Imagining the Unimaginable: A War between China and the USA

US aircraft carrier
US aircraft carrier

If the United States of America is a superpower, China is a major revisionist power rising economically and militarily.  The rise of China is motivated by what it sees as US Hegemony and is challenging that US Hegemony. The two powers have never been on friendly terms and both have diametrically opposite political and economic systems. Yet, they have never fought each other. What if a war breaks out between these two powers?

US President Donald Trump has made friendly overtures towards China – such as the overtures of his administration re-affirming the “one China policy”.  China reciprocated the Trump’s Administration overtures by suspending for a year China’s export of coal to North Korea as a punishment for continuing its nuclear weapons testing, which angered the US administration and brought North Korea condemnation from the international community.

Despite the gestures of goodwill from the Trump Administration, China is unsure of Trump’s predictability, and in its own national security interest is taking steps to ensure its safety.  China has ramped up its naval abilities and has at least one nuclear-powered aircraft carrier under construction with more planned.  China seeks to check US dominance on the high seas and to increase its power projection capability across the world.

China’s navy has been playing a more assertive role in the past few months, with its first aircraft carrier sailing around Taiwan and new Chinese warships appearing in far off places.

It is worthwhile to mention that President Trump has promised a US shipbuilding spree, and this is unnerving Beijing.  Beijing believes that with President Trump’s unpredictability approach on friction points such as Taiwan and the South and East China Seas, it needs to be prepared to fight, and win any engagement in Chinese waters.  Because of this uncertainty as to the intentions of the United States under Trump, China is making efforts to decrease the gap with the US Navy.

Trump has expressed a wish to increase the number of the U.S. Navy ships to 350 from the present 290 as part of “one of the greatest military buildups in American history”. Aides said the step was aimed at countering China’s rise as a military power.

Meanwhile, Chinese warships have also been seen at ports in Pakistan, Bangladesh, and Myanmar. The development has made rival India nervous. “It’s power projection,” said a Beijing-based Western diplomat, of China’s navy.

If the war between the United States and China comes to pass, it may continue for a long time. To prevent the war, great diplomatic skills and political acumen will be needed. Diplomats and policymakers will have to remain alert and sensible to prevent that catastrophe.
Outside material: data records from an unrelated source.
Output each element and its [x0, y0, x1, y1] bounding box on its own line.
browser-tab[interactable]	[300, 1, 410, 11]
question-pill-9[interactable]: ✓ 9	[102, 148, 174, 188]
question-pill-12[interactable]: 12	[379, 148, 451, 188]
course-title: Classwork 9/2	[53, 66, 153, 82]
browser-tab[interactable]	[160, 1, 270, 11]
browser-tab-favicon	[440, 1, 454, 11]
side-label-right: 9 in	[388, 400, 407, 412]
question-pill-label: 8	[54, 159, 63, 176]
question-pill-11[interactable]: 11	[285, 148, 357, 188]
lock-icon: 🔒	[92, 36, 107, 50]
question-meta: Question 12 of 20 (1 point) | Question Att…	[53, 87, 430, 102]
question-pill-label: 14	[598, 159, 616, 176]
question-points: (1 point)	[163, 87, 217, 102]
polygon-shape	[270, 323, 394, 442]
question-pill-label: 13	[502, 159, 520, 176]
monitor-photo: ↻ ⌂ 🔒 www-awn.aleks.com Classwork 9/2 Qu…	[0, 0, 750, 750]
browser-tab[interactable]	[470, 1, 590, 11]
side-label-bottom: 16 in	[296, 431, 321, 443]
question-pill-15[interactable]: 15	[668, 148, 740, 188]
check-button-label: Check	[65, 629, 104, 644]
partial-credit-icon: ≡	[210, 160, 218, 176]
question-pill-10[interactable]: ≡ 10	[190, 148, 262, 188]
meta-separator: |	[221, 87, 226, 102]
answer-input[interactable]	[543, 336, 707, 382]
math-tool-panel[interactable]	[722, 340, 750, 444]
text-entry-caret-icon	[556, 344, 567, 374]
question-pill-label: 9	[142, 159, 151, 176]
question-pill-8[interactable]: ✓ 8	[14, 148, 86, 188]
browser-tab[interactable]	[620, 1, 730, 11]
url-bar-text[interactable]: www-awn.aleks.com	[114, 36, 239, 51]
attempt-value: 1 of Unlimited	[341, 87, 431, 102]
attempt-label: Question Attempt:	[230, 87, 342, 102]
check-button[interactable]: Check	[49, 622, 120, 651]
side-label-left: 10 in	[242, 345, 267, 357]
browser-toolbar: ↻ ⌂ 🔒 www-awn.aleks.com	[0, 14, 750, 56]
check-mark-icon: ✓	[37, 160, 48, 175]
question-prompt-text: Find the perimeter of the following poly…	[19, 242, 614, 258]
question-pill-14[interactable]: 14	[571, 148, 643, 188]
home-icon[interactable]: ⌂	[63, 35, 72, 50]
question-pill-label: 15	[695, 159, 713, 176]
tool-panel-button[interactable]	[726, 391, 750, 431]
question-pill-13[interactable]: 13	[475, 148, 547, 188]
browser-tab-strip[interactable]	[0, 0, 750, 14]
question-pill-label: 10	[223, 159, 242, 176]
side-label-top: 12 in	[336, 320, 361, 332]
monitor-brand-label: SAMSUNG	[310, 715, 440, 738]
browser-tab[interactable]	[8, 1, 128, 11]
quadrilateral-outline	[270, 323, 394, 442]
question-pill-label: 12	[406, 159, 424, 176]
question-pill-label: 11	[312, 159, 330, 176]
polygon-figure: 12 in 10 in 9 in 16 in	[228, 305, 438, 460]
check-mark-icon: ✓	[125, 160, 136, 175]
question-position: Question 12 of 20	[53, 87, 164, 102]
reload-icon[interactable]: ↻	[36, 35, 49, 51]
The war between the two powers would change the geopolitics of East Asia. The immediate triggers can include disputes over Taiwan or North Korea, independence for Taiwan and North Korea’s confrontation with South Korea, a key US ally.

Moreover, there are other disputes in the East and South China Seas, as well as a possibility of a conflict with India along the Tibetan border.

An increase in China’s capabilities, its discomfort because of the US-led regional security system and its alliances with several regional states- all these things threaten China-US military clash.

Then in case of war, both the power blocks will also impose sanctions on each other and on their respective allies. That will harm not only the economy of these two countries but also will harm the trade and industries in the entire world.

Disputes in the East China Sea and the South China Sea could trigger a full-scale war. In that case, the US may get the support of Japan, Australia and the other regional states which are stakeholders in the sea disputes and are not comfortable with China’s rise.

For China, the best course will be to win over the US allies in the region so that a great amount of support to the US is blocked. To do so, Chinese policymakers and diplomats will have to ensure that these US allies still are neutral. That looks unlikely. However, a compromise on the sea disputes and Chinese assurance that the allies will not be harmed in future may tilt the scale in favor of China.

Speaking of the aims, the two countries would like to achieve through the military confrontation, it will be interesting to know who achieves what. China would aim at handing a crushing defeat to the US so that it’s hegemony comes to an end. It would also aim at weakening its defense, economy, and scope of future intervention.

The US would aim at containing China’s regional expansion. The US would also like to defeat and weaken China’s army so that it no longer remains a major challenge to it and its regional allies.

Above all, the China-US war would prove a catastrophe, more devastating than the Black Death (which had killed about 50 million people) and the two world wars. Let us hope that good sense prevails, and these two powerful countries see an improvement in their ties. If that happens, the world will free itself of several problems, issues, and challenges.